ANKARA (Reuters) – A Turkish court accepted an indictment against jailed Kurdish politician Selahattin Demirtas on Thursday, state media reported, rebuffing demands by the European Court of Human Rights for his release.
The indictment is the second against Demirtas, a former co-leader of the Peoples’ Democratic Party (HDP) and presidential candidate, related to October 2014 protests in the mainly Kurdish southeast.
Thirty seven people died in clashes during the protests, which began over accusations that the army stood by as Islamic State militants besieged the Syrian Kurdish town of Kobani, in plain view just across the Turkish border.

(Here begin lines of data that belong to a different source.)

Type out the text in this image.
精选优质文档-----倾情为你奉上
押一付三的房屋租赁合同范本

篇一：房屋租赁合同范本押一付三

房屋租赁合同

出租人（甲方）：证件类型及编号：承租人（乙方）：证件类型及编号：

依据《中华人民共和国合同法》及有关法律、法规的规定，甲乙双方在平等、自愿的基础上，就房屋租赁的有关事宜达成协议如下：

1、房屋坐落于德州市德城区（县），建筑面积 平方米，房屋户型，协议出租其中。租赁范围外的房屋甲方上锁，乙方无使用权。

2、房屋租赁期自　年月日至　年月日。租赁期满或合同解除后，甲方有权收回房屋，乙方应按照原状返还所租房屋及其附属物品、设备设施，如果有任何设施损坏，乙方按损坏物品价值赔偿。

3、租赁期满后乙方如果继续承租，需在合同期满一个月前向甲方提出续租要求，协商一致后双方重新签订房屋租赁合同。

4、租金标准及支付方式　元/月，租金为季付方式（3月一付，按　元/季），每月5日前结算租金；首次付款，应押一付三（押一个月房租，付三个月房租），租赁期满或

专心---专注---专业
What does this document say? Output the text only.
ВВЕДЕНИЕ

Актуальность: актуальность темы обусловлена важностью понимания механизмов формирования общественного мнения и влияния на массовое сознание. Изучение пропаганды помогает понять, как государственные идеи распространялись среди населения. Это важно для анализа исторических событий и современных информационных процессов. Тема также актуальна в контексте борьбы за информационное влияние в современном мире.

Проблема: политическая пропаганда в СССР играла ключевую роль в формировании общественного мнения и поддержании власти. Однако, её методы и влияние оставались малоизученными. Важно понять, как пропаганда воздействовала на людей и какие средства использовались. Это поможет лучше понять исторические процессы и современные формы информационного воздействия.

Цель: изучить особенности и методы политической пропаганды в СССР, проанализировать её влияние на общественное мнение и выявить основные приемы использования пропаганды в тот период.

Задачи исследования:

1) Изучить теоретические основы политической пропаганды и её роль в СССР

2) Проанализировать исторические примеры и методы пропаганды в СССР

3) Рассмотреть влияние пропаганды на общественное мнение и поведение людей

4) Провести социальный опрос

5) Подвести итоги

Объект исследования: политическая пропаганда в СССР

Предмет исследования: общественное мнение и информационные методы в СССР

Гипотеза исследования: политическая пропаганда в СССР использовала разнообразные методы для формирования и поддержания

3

An indictment calling for 38 counts of life sentences without parole against 108 defendants, including Demirtas, was accepted by an Ankara court on Thursday, state-owned Anadolu agency said.
It reported last week that the charges included 37 cases of homicide and disrupting the unity and territorial integrity of the state.
Of the defendants, 27 are jailed pending trial, 75 have arrest warrants against them and six were detained then released with judicial measures, state broadcaster TRT Haber said.
Last month the ECHR called for Demirtas’ release, saying the justification for holding him for more than four years in prison was a cover for limiting pluralism and debate and the evidence did not back up the terrorism-charges directed at him.
While ECHR decisions are binding, Turkey has ignored several recent rulings. President Tayyip Erdogan accused the ECHR of hypocrisy after the ruling, saying Demirtas was a terrorist responsible for the deaths of tens of people.
Demirtas has faced several trials on different charges.
In 2019 a court lifted an arrest warrant in the first case related to the Kobani protests, while another agreed to release Demirtas given time already served from a previous sentence. But a new arrest warrant related to the same events in 2014 kept him in jail.
The ECHR said his continued detention on such similar grounds would amount to a “prolongation of the violation of his rights.”
Turkish authorities said the militant Kurdistan Workers Party (PKK) – designated a terrorist group by Turkey, the United States and the European Union – incited the protests and that the HDP supported them. The HDP, Turkey’s third largest party, denies links to terrorism.
The PKK took up arms against the Turkish state in 1984 and more than 40,000 people have been killed in the conflict.